Sean Spicer, the incoming White House press secretary, told reporters Thursday that the steps Trump is taking are “frankly extraordinary.” Spicer dismissed concerns as “somewhat of a silly discussion” because no law prohibits the president from having a conflict.
The Trump transition team did not immediately respond to a request for comment for this story.
Eisen, Painter and others say Trump’s solution is unacceptable and offers no assurance that Trump won’t personally profit from the decisions he makes as president.
Shaub’s appearance at Brookings was the first time he had spoken publicly about Trump. But behind the scenes, he was prodding the incoming president weeks ago.
Shaub turned out to be the person behind a series of unusual tweets that the Office of Government Ethics sent one day in November, enthusiastically congratulating Trump for divesting himself of his holdings.
Trump had announced no such thing, and the tone of the tweets, which used words like “Bravo!” and “Brilliant!”, made reporters wonder whether the office’s Twitter feed had been hacked. Angry citizens sent emails accusing the office of letting Trump off the hook.
On Wednesday, Shaub explained himself: He said he was trying to use Trump’s favored way of communicating to encourage him to divest.

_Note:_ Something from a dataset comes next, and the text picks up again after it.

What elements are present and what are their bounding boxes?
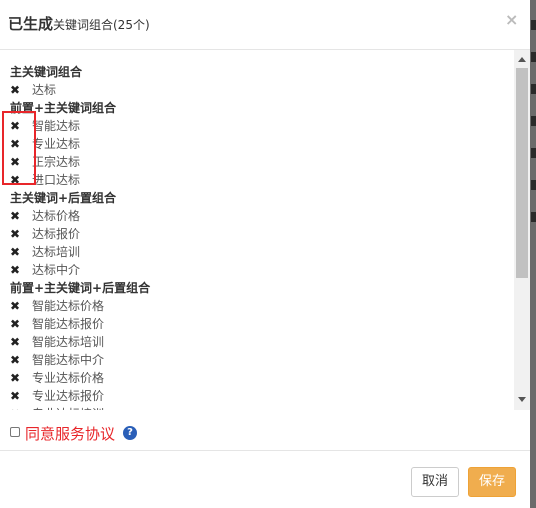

“While some people got what I was doing,” he said, “I think some others may have missed the point.”
Trump, too, has stressed that no federal law says he has to do anything about conflicts. But Shaub, borrowing from Trump’s own campaign slogan, said in the Brookings speech that he should behave as a role model.
“As we all know, one of the things that make America truly great is its system for preventing public corruption,” he said. “The president-elect must show those in government — and those coming into government after his inauguration — that ethics matters.”
–CNN’s Noah Gray and Jordan Nash contributed to this report.